Kelly Jones should be whooping with childish glee
Stanley Beaker | Beachy Head, England | 04/26/2003
(4 out of 5 stars)
"If it's true about stereophonical Kelly Jones bizarrely claiming Dylan's vitriolic `Positively 4th Street' as his all-time favourite song (bizarre in-part because it's minor Dylan) then he should whooping with childish glee at Jim's wide array of barbed lyrical put-downs on `Insignificance', O'Rourke's second `straight' solo album. "listening to you reminds me of a motor's endless drone/and how the deaf are so damn lucky" from `Memory Lame', "I've travelled round the world/why am I talking to you", from another.That the album is being touted as a "southern-fried rock album" is confusing. It's Jim's rock album in the same way that Lifes Rich Pageant was REM's rock album; both labelled by their opening tracks. Only three songs rock and even then the lyrics are delivered in that familiar sardonic, unfazed manner, with the tunes themselves morphing restlessly into beatific rural melodies. The title track even appears like some High Llamas before it quickly tires of the comparison and shifts into something more exciting. The tag with this album is not the rock as such but the employment of a live band (Jeff Tweedy wouldn't really arrive on any album with "RAWK!" emblazoned on his shirt collar). Jim wanted the album fresher, more immediate. His previous album, the densely arranged cycling `Eureka', sounded like the result of several months alone, cocooned in a studio. But even though `Insignificance' is sparser, more simplistic, it's still exquisitely crafted. There are no loose jams.... And it's the craft that makes this album a wonder to behold.
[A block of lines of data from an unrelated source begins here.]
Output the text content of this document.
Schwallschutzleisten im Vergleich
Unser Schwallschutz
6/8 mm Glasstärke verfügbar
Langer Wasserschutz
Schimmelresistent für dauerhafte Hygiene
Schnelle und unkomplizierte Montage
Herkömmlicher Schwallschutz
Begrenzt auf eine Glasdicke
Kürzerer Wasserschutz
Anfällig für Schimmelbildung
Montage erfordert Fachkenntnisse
Those ever shifting melodies, the effortless jumps from `Cold Blooded Old Times' stylie two chord Velvet rock to brass inflected pastoral folk, the multitude of ideas on each song, each greedily cast aside for the next. These are the things Mr Jones should be paying greater attention to. The short length of the album may irk but it's all the more astonishing for the ground covered. The Stereophonics, after all their tedious and long-winded years of song, are still fumbling with the needle at the end of side one. Nevertheless if these taut superlative thirty-odd minutes still leave you blissfully unaware of the perverse charms of Jim O'Rourke then you only need to look in baffled wonder at the brightly coloured sleeve. It features an octopus `entertaining' a Japanese man-baby."